The $p$-values for the intercept, `newprocess`, `time_dev`, and `temp_dev` are the same as in the coefficient table of the `glme` display. The small $p$-values for the intercept and `newprocess` indicate that these are significant predictors at the 5% significance level. The large $p$-values for `time_dev` and `temp_dev` indicate that these are not significant predictors at this level.

The $p$-value of 0.5552 for `supplier` measures the combined significance for both coefficients representing the categorical variable `supplier`. This includes the dummy variables `supplier_C` and `supplier_B` as shown in the coefficient table of the `glme` display. The large $p$-value indicates that `supplier` is not a significant predictor at the 5% significance level.

## Tips

• For each fixed-effects term, `anova` performs an F-test (marginal test) to determine if all coefficients representing the fixed-effects term are equal to 0.

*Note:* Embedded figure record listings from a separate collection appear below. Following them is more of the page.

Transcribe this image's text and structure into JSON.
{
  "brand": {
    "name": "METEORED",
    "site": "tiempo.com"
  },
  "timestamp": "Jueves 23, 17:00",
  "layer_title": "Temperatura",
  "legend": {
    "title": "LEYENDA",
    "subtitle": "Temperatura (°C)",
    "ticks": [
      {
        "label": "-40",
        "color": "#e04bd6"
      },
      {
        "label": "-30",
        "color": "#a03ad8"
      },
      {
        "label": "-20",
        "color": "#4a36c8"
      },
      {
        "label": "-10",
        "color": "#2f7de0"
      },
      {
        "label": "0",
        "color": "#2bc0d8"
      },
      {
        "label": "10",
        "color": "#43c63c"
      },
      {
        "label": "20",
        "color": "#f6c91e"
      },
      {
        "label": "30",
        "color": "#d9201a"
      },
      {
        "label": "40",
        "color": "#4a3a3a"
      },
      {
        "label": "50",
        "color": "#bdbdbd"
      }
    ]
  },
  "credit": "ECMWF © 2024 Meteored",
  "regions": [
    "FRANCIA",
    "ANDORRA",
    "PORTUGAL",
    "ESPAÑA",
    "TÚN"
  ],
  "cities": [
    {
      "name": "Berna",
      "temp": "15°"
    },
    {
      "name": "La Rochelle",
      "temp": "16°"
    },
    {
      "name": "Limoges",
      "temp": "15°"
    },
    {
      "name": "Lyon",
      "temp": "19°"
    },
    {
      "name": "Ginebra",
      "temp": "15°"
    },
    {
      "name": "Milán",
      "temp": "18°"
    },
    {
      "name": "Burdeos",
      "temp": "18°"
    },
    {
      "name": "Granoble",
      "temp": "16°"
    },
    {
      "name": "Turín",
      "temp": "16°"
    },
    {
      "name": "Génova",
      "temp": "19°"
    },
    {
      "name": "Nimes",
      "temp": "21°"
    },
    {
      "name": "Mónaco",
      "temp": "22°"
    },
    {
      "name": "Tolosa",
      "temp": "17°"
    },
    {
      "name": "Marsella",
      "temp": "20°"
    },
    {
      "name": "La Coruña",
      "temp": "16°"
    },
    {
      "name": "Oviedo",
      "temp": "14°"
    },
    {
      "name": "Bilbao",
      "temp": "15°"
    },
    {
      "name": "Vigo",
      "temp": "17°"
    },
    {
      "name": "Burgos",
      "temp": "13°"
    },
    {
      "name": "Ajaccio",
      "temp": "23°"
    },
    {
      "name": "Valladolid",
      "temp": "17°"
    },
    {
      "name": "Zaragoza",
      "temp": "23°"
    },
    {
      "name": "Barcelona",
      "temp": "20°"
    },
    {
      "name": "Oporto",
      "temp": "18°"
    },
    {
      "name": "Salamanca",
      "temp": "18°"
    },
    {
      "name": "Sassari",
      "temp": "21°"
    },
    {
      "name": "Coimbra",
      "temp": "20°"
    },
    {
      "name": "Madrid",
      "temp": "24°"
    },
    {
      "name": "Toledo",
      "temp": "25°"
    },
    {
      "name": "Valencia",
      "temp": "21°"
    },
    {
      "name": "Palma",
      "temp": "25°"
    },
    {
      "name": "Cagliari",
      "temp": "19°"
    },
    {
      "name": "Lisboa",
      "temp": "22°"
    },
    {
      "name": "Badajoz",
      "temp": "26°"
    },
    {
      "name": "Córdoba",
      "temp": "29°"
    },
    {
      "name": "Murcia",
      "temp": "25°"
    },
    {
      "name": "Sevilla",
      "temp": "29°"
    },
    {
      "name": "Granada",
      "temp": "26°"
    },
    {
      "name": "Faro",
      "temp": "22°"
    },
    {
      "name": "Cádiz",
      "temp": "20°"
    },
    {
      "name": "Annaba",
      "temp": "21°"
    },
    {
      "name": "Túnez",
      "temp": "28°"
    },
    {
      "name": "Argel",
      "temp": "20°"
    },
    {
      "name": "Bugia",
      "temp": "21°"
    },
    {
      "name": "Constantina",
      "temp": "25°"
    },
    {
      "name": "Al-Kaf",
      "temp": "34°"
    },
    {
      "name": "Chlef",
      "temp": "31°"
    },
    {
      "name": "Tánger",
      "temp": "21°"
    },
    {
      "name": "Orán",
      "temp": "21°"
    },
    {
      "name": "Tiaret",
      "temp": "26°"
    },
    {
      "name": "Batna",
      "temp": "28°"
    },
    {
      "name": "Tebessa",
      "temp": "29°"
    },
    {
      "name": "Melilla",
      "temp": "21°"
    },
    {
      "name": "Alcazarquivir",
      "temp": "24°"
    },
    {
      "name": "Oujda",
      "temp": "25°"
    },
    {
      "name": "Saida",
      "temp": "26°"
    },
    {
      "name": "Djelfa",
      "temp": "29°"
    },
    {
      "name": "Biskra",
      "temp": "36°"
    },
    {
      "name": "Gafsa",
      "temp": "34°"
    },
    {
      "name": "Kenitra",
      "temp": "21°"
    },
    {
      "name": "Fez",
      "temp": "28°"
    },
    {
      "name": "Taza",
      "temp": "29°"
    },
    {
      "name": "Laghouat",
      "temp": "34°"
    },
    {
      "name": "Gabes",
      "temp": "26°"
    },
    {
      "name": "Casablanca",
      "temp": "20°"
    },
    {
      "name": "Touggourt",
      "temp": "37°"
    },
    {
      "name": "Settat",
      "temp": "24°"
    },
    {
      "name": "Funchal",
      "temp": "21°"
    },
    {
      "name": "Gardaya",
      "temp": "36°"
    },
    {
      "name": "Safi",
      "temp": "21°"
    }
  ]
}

When fitting a generalized linear mixed-effects (GLME) model using `fitglme` and one of the maximum likelihood fit methods (`'Laplace'` or `'ApproximateLaplace'`):

• If you specify the `'CovarianceMethod'` name-value pair argument as `'conditional'`, then the F-tests are conditional on the estimated covariance parameters.

• If you specify the `'CovarianceMethod'` name-value pair as `'JointHessian'`, then the F-tests account for the uncertainty in estimation of covariance parameters.

When fitting a GLME model using `fitglme` and one of the pseudo likelihood fit methods (`'MPL'` or `'REMPL'`), `anova` uses the fitted linear mixed effects model from the final pseudo likelihood iteration for inference on fixed effects.